Background

In ulcerative colitis, interleukin-22 (IL-22) plays a crucial role by promoting mucosal healing and regulating the inflammatory response. Lipid nanoparticles (LNPs) offer a targeted delivery platform for IL-22 in this context, effectively harnessing the cytokine's therapeutic potential to address mucosal healing and inflammation precisely at the site of injury [1]. Despite the increasing interest in utilizing LNPs for targeted delivery of therapeutic agents in ulcerative colitis, our understanding of their in vivo behavior is limited, hindering the clinical translation of LNP-based therapies. The tracking of LNPs in vivo can provide crucial insights into their biodistribution, migration abilities, and mechanism of action [2]. Therefore, the development of efficient and sensitive techniques for labeling LNPs is highly desired.

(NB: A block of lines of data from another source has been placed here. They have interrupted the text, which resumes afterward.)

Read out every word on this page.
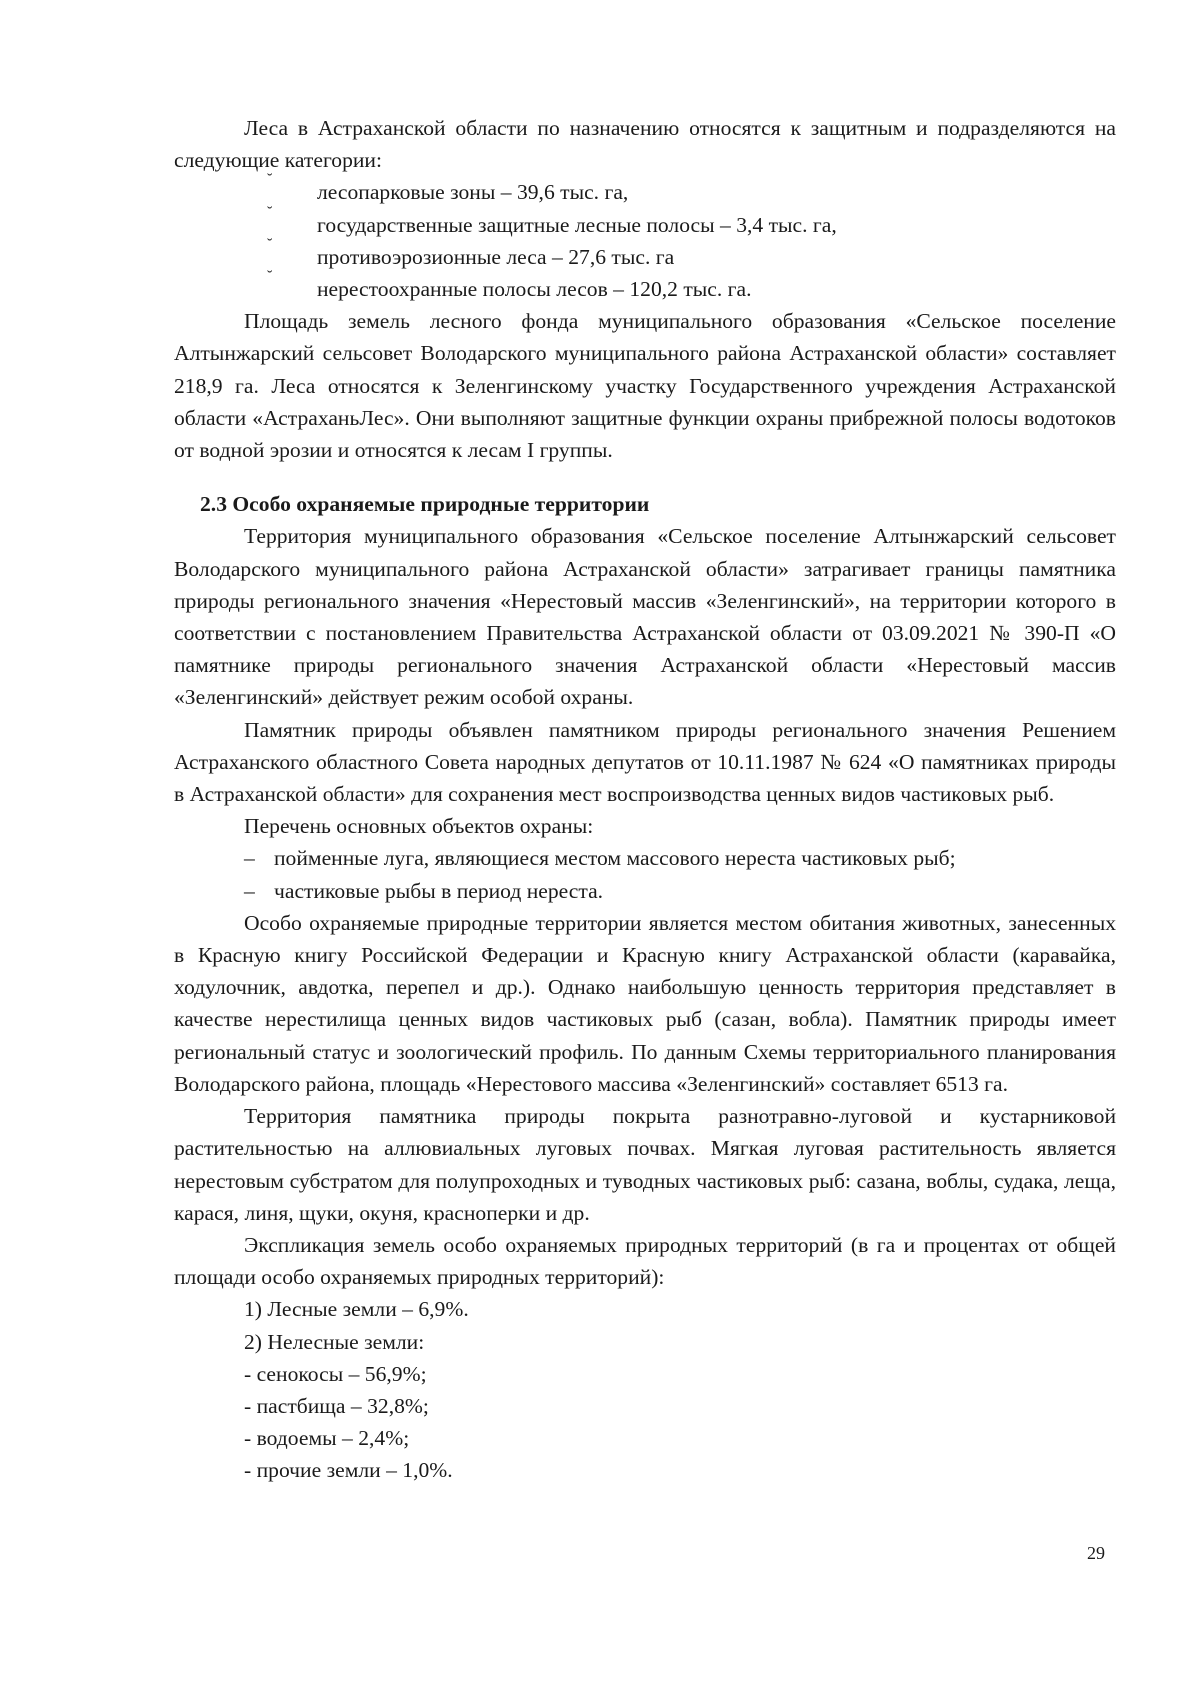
Леса в Астраханской области по назначению относятся к защитным и подразделяются на следующие категории:

˘
лесопарковые зоны – 39,6 тыс. га,
˘
государственные защитные лесные полосы – 3,4 тыс. га,
˘
противоэрозионные леса – 27,6 тыс. га
˘
нерестоохранные полосы лесов – 120,2 тыс. га.

Площадь земель лесного фонда муниципального образования «Сельское поселение Алтынжарский сельсовет Володарского муниципального района Астраханской области» составляет 218,9 га. Леса относятся к Зеленгинскому участку Государственного учреждения Астраханской области «АстраханьЛес». Они выполняют защитные функции охраны прибрежной полосы водотоков от водной эрозии и относятся к лесам I группы.

2.3 Особо охраняемые природные территории

Территория муниципального образования «Сельское поселение Алтынжарский сельсовет Володарского муниципального района Астраханской области» затрагивает границы памятника природы регионального значения «Нерестовый массив «Зеленгинский», на территории которого в соответствии с постановлением Правительства Астраханской области от 03.09.2021 № 390-П «О памятнике природы регионального значения Астраханской области «Нерестовый массив «Зеленгинский» действует режим особой охраны.

Памятник природы объявлен памятником природы регионального значения Решением Астраханского областного Совета народных депутатов от 10.11.1987 № 624 «О памятниках природы в Астраханской области» для сохранения мест воспроизводства ценных видов частиковых рыб.

Перечень основных объектов охраны:

– пойменные луга, являющиеся местом массового нереста частиковых рыб;
– частиковые рыбы в период нереста.

Особо охраняемые природные территории является местом обитания животных, занесенных в Красную книгу Российской Федерации и Красную книгу Астраханской области (каравайка, ходулочник, авдотка, перепел и др.). Однако наибольшую ценность территория представляет в качестве нерестилища ценных видов частиковых рыб (сазан, вобла). Памятник природы имеет региональный статус и зоологический профиль. По данным Схемы территориального планирования Володарского района, площадь «Нерестового массива «Зеленгинский» составляет 6513 га.

Территория памятника природы покрыта разнотравно-луговой и кустарниковой растительностью на аллювиальных луговых почвах. Мягкая луговая растительность является нерестовым субстратом для полупроходных и туводных частиковых рыб: сазана, воблы, судака, леща, карася, линя, щуки, окуня, красноперки и др.

Экспликация земель особо охраняемых природных территорий (в га и процентах от общей площади особо охраняемых природных территорий):

1) Лесные земли – 6,9%.

2) Нелесные земли:

- сенокосы – 56,9%;

- пастбища – 32,8%;

- водоемы – 2,4%;

- прочие земли – 1,0%.

29
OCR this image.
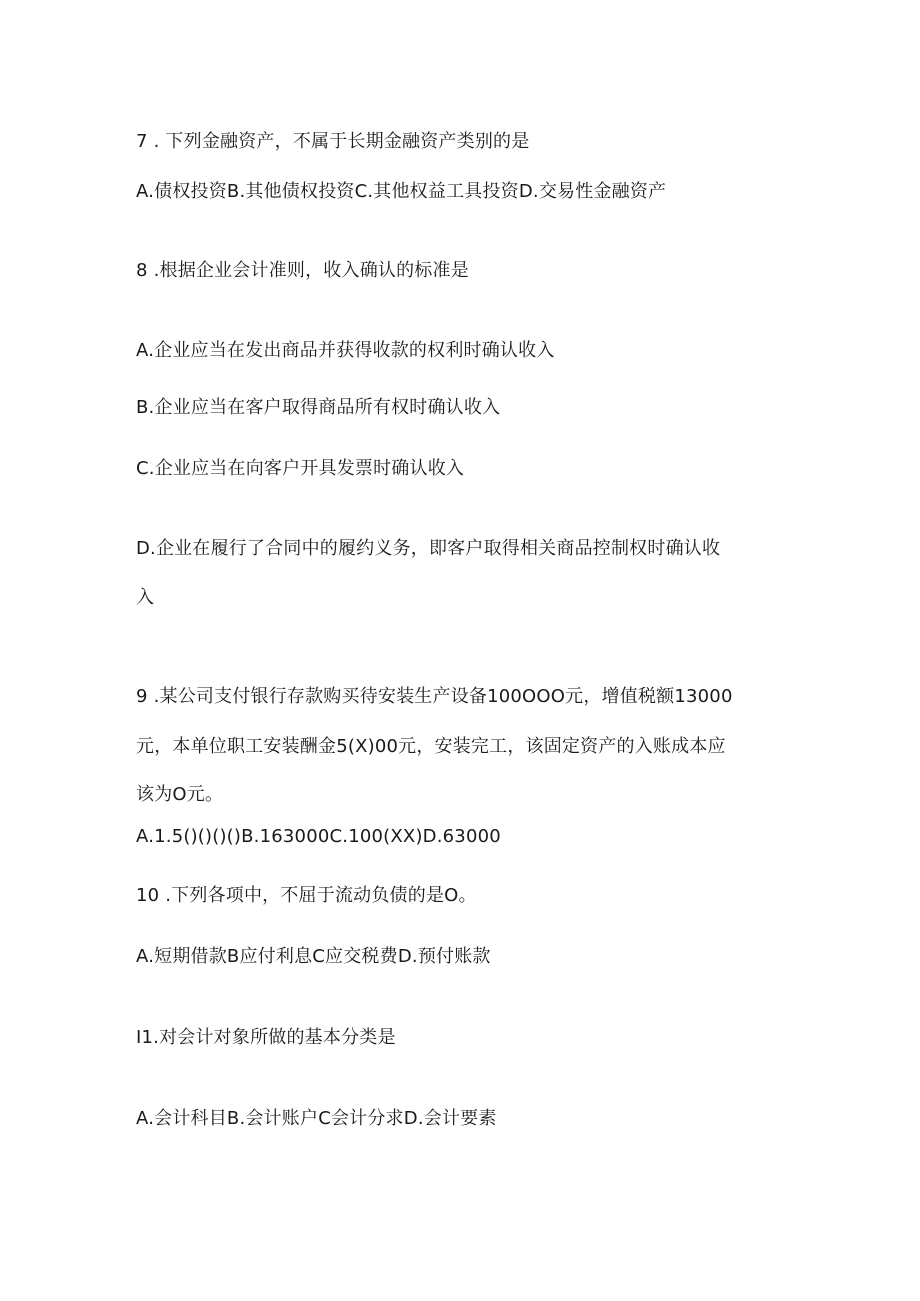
7 . 下列金融资产，不属于长期金融资产类别的是
A.债权投资B.其他债权投资C.其他权益工具投资D.交易性金融资产
8 .根据企业会计准则，收入确认的标准是
A.企业应当在发出商品并获得收款的权利时确认收入
B.企业应当在客户取得商品所有权时确认收入
C.企业应当在向客户开具发票时确认收入
D.企业在履行了合同中的履约义务，即客户取得相关商品控制权时确认收
入
9 .某公司支付银行存款购买待安装生产设备100OOO元，增值税额13000
元，本单位职工安装酬金5(X)00元，安装完工，该固定资产的入账成本应
该为O元。
A.1.5()()()()B.163000C.100(XX)D.63000
10 .下列各项中，不屈于流动负债的是O。
A.短期借款B应付利息C应交税费D.预付账款
I1.对会计对象所做的基本分类是
A.会计科目B.会计账户C会计分求D.会计要素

To date, several methods have been developed to unravel the in vivo dynamics of LNPs. Notably, the use of fluorescent dyes to label LNPs stands out as an effective approach for confirming successful therapeutic delivery. This highly sensitive and selective technique enables real-time monitoring and visualization of nanoparticle behavior and distribution in biological systems. However, a potential limitation of fluorescent labeling is the risk of dye leakage from nanoparticles in vivo, resulting in diminished brightness over time and the development of a background signal that may hinder accurate nanoparticle localization [3].

In a prior study, we engineered LNPs loaded with IL-22 mRNA for treating ulcerative colitis, evaluating the biodistribution of DiR-labeled IL-22/LNP [4]. In this protocol, we will describe the detailed process of labeling and imaging IL-22/LNP in the gastrointestinal (GI) tract using a fluorescent dye via the IVIS spectrum. In our previously published study [4], LNPs loaded with mRNA as described in this protocol displayed a distinct signal in the targeted organ (colon) and exhibited therapeutic efficacy.